Individual ward performance is also reported on a monthly basis so that specific areas for improvement can be closely monitored.

Ward level reporting

Initiatives Implemented

  • Lanyard cards were provided to all staff to support updated education packages and perspex was put on top of phlebotomy trolleys to allow posters to be displayed on key topics.
    Lanyard cards
  • Staff surveys were created at the results publicised to create friendly competition between hospital sites and between doctors and nurses to help increase knowledge.
    Staff survey results
  • Competitions were held to generate improvement ideas from staff and provide them the opportunity to champion the implementation of their ideas.
    Prizes
  • The Laboratory Request Form was updated with visual reminders, colour coding to match laboratory tests with collection tubes, and frequently requested tests were grouped under coloured headings matching collection tubes.
    Lab Request Forms
  • Nursing induction and ongoing training modules were reviewed for venipuncture[1] and cannulation[2] to ensure they were up to date and focused on key areas for improvement
  • Ensured blood bank and general laboratory request forms are permanently stored on phlebotomy trolleys[3] to avoid staff having to walk away from the patient to complete their work
  1. Venipuncture:  The puncture of a vein as part of a medical procedure, typically to withdraw a blood sample.
  2. Cannulation:  The insertion of a cannula or tube into a vein, typically to provide fluids or pain relief.
  3. Phlebotomy Trolley:  A trolley that has all the equipment required for venipuncture and cannulation, e.g. sterile swipes and needles. The trolley is on wheels so that it can be taken to the patient bedside.

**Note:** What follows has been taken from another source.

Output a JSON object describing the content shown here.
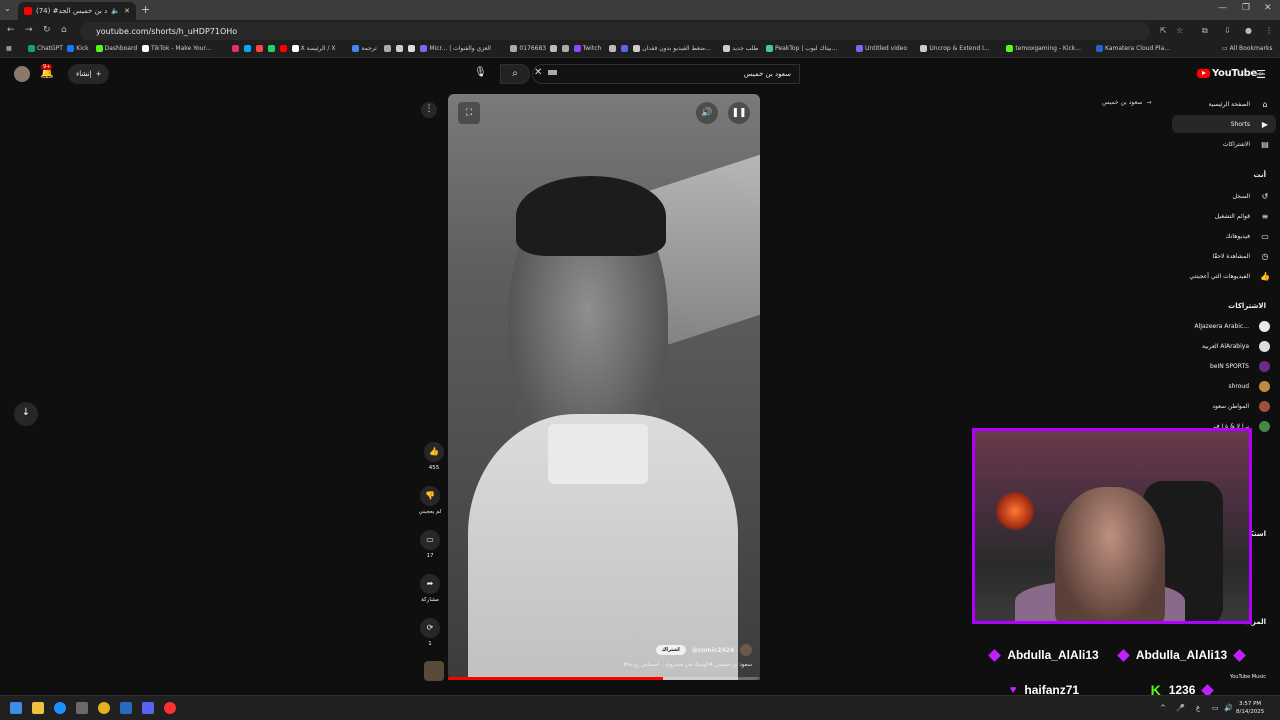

We also investigated the following potential solutions:

  1. Putting an indicator on the Electronic Whiteboard system that nurses and doctors use to manage their patients, to highlight a sample is unable to be processed.
    Decision:  Not implemented due to conflicting priorities 
  2. Extending the phlebotomy service to cover the Emergency Department (ED).  The analysis showed that this service would reduce the ED error rate from 4.6% to 2%, 99 less errors a month, and the overall Waitemata DHB error rate from 1% to 0.3%, which would achieve the project goal.
    Decision:  Not implemented due to resourcing issues

Did we make a difference?

The majority of improvement effort was focused on North Shore Hospital’s Emergency Department:

General laboratory and blood bank specimen errors

Over the 12 months of improvements, the overall error rate dropped from 145 to 112 - a 23% reduction.  The Waitakere ED error rate also reduced by 10%.